Consider this; a night on the open sea. Humans scratch and claw to get a taste of its glory and bounty. To both brave its harshness and enjoy its splendid serenity. But tonight, some of our crew sleep soundly, cradled in the warm arms of a blue lagoon named Tanapag Harbor, Saipan. Many remain up, staring at the sky as fireworks light up the beautiful island.

Tonight, We ring in the new year with the kind words of our protector, our vessel, our muse, good ol' Cutter Oliver Henry. No one but the man above and the righteous powers that be — Coast Guard Forces Micronesia/Sector Guam — know where. Our hatches battened to the tune of yoke, and our lights, shine true. The cutter sleeps now…as soundly as our small boat, its trusty ward, nestled softly in the notch.

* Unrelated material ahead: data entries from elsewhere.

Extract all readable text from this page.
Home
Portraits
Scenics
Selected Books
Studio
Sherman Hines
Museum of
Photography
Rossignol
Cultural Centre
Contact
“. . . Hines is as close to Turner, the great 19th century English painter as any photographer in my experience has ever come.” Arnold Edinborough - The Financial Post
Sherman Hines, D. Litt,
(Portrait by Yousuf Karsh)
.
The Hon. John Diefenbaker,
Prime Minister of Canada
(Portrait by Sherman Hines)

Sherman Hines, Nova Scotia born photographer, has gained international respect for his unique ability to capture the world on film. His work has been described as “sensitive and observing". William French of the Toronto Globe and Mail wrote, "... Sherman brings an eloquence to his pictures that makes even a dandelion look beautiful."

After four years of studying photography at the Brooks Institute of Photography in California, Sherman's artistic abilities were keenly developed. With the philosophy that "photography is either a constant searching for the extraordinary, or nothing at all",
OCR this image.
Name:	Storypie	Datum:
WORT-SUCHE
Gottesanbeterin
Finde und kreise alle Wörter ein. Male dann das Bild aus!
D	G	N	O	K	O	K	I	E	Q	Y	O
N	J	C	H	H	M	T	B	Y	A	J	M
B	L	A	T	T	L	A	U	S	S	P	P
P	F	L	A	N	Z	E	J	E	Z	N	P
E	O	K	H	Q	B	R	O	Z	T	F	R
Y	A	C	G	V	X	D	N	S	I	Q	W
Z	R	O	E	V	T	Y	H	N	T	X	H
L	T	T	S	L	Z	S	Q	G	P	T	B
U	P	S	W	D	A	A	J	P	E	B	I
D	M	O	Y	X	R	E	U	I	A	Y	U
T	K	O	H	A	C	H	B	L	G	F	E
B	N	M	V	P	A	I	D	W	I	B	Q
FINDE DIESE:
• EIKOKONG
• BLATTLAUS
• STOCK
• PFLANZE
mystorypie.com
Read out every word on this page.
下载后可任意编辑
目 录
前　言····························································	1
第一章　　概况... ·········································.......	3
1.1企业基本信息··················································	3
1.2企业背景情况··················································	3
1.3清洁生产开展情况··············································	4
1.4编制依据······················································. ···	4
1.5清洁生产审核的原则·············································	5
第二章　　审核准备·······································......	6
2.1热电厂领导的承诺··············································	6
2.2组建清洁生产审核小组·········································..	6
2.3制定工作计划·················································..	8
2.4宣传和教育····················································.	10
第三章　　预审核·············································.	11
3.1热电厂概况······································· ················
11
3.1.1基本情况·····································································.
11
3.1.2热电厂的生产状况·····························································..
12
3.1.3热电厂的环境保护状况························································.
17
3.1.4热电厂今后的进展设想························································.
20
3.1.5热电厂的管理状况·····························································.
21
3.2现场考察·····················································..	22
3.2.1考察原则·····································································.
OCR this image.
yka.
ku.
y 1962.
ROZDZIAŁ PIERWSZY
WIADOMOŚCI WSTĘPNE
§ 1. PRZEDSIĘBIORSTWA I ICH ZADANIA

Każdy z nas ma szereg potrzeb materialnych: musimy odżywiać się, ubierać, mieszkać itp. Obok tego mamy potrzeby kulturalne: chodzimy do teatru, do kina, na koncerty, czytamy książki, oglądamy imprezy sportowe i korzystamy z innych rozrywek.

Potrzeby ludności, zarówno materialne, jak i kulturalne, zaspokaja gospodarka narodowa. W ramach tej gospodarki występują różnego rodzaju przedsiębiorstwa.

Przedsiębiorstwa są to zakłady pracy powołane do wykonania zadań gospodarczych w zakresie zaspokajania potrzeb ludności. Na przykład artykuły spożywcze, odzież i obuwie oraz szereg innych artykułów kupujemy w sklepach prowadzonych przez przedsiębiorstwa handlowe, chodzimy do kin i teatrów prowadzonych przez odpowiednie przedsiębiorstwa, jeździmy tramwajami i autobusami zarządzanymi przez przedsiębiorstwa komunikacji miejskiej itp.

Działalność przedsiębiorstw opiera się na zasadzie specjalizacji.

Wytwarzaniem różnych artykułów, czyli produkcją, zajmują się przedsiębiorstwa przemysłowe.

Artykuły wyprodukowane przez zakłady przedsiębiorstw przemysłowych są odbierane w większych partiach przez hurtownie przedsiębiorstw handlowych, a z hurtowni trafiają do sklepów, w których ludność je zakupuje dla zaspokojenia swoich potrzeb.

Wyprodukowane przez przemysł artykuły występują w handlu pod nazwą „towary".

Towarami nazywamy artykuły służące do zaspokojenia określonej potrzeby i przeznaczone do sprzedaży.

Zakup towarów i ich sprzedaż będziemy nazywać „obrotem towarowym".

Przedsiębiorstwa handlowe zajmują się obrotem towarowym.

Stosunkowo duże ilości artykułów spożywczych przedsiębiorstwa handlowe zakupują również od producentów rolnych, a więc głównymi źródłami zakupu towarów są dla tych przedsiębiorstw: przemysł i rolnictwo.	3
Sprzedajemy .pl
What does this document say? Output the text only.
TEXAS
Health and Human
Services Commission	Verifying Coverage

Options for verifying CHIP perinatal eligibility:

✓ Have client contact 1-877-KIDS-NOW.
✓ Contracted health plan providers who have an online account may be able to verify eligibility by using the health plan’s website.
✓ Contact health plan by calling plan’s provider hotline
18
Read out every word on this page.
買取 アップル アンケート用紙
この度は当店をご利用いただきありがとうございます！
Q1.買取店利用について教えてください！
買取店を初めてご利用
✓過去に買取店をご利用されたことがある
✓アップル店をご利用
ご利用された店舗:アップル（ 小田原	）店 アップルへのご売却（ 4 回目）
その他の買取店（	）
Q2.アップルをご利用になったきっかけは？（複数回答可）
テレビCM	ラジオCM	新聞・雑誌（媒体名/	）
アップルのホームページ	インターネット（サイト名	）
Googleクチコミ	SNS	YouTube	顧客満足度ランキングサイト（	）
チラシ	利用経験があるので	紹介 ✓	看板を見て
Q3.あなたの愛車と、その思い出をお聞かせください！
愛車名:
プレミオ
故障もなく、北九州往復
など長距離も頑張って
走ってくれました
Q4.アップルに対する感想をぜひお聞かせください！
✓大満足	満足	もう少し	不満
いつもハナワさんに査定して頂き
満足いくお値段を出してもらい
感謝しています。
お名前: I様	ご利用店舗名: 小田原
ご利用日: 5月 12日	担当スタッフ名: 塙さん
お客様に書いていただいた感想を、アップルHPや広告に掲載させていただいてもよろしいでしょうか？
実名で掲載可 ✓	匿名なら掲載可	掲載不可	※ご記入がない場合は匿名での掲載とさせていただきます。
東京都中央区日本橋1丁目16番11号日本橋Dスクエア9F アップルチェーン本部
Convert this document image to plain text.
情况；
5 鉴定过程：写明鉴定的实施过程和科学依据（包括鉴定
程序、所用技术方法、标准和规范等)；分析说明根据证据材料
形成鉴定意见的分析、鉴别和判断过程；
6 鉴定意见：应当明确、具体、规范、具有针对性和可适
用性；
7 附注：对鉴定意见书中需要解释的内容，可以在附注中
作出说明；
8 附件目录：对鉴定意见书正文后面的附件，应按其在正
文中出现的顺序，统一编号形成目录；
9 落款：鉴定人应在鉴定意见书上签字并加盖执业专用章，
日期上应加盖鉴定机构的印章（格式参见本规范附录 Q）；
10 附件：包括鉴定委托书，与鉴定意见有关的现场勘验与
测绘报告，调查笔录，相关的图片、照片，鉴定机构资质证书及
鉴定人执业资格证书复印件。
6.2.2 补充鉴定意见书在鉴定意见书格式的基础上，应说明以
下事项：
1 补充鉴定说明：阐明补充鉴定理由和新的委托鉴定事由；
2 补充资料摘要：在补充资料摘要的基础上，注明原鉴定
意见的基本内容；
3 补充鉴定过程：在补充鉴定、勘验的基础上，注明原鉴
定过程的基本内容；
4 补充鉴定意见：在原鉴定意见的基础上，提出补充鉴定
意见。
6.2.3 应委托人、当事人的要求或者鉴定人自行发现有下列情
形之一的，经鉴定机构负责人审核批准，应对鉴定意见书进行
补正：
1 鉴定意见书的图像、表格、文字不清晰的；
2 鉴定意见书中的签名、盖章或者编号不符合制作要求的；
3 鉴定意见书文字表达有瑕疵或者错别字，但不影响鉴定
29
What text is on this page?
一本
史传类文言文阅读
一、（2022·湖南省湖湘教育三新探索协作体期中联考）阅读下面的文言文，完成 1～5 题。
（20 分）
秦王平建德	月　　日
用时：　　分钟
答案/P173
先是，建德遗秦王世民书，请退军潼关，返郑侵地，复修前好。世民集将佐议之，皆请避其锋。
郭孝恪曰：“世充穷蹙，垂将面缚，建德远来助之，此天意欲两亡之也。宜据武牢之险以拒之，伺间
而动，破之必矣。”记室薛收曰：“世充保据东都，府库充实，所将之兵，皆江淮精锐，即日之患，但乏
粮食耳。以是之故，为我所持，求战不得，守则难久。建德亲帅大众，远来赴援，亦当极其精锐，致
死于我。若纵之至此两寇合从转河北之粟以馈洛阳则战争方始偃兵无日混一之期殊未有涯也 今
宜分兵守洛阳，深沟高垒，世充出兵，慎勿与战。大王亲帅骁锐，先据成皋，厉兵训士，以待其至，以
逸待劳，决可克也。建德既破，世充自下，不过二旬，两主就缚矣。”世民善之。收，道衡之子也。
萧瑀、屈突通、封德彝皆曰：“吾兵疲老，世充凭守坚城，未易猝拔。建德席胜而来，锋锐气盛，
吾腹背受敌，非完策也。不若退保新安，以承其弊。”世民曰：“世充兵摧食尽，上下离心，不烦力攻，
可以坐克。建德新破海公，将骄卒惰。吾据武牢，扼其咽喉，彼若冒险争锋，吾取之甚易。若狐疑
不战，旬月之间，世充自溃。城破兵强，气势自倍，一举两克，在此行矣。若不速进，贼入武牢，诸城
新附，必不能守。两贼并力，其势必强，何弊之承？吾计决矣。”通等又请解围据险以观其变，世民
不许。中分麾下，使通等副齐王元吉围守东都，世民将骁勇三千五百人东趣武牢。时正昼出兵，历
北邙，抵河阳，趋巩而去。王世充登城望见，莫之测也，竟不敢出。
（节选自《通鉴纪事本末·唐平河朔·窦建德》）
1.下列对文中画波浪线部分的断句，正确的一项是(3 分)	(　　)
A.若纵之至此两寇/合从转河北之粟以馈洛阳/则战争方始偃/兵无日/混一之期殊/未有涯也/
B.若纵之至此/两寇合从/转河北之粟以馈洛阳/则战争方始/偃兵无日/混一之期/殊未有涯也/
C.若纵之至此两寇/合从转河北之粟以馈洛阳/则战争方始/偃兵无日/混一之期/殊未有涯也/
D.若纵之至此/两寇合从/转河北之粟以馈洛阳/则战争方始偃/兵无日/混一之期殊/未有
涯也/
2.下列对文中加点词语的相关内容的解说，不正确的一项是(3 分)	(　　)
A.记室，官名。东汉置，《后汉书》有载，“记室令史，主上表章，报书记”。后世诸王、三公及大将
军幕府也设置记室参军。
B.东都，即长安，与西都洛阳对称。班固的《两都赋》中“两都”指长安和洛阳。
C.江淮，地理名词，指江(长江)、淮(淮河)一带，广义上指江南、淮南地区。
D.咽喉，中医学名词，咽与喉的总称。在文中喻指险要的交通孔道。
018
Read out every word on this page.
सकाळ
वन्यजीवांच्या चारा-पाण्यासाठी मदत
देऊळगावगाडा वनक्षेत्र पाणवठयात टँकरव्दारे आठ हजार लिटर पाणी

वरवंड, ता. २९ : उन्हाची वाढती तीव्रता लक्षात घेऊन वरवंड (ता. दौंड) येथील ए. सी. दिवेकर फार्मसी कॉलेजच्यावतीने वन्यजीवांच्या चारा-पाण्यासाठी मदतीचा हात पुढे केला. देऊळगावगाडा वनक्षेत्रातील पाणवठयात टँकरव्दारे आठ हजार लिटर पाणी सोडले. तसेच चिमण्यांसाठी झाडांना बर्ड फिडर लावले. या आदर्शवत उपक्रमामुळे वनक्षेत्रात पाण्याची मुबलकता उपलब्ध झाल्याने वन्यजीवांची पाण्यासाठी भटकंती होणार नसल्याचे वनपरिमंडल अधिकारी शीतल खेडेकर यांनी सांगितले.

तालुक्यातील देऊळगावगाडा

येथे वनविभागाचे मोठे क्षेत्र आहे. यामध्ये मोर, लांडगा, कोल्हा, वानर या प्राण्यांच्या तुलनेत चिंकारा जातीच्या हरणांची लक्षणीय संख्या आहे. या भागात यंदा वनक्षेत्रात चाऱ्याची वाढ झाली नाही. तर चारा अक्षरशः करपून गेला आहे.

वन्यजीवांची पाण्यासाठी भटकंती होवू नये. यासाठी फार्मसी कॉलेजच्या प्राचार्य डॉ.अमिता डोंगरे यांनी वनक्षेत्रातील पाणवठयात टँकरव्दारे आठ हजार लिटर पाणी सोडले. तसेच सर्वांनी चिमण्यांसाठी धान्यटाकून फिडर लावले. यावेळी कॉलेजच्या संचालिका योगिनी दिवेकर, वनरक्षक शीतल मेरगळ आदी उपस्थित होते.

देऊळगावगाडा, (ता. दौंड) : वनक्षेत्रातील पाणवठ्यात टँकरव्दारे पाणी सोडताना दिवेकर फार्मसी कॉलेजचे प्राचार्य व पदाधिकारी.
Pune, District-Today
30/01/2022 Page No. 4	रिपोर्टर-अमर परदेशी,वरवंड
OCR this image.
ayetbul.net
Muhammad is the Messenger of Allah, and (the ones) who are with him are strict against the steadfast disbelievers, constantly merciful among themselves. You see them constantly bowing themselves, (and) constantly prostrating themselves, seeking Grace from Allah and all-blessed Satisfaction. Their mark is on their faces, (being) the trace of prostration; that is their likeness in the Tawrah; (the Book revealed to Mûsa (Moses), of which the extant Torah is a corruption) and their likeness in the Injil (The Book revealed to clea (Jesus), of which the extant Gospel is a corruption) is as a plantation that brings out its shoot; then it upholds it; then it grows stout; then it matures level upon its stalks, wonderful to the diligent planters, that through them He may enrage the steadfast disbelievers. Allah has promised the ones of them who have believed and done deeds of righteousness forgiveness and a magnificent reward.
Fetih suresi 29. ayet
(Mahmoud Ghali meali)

I sit in silent reverence and reflection on the year that passed. A year that saw us travel throughout the vast Pacific bringing the ship to new horizons. A year of building relationships, some old and some new, for which we are stronger. A year that tested the constitution of these weathered warriors, whimsical poets, and staunch leaders who reside aboard. Lesser men and women may have faltered in the face of this, at times, arduous journey, but with apt fortitude, WE still stand.

Tonight, I am proud to hold my post in their stead. Tonight, I am their representative. Some call me Dylyn Jai. Some call me Gonzo, but tonight, I am no more than a humble sentry accompanying our intrepid vessel through the starry dead of night and into the new year.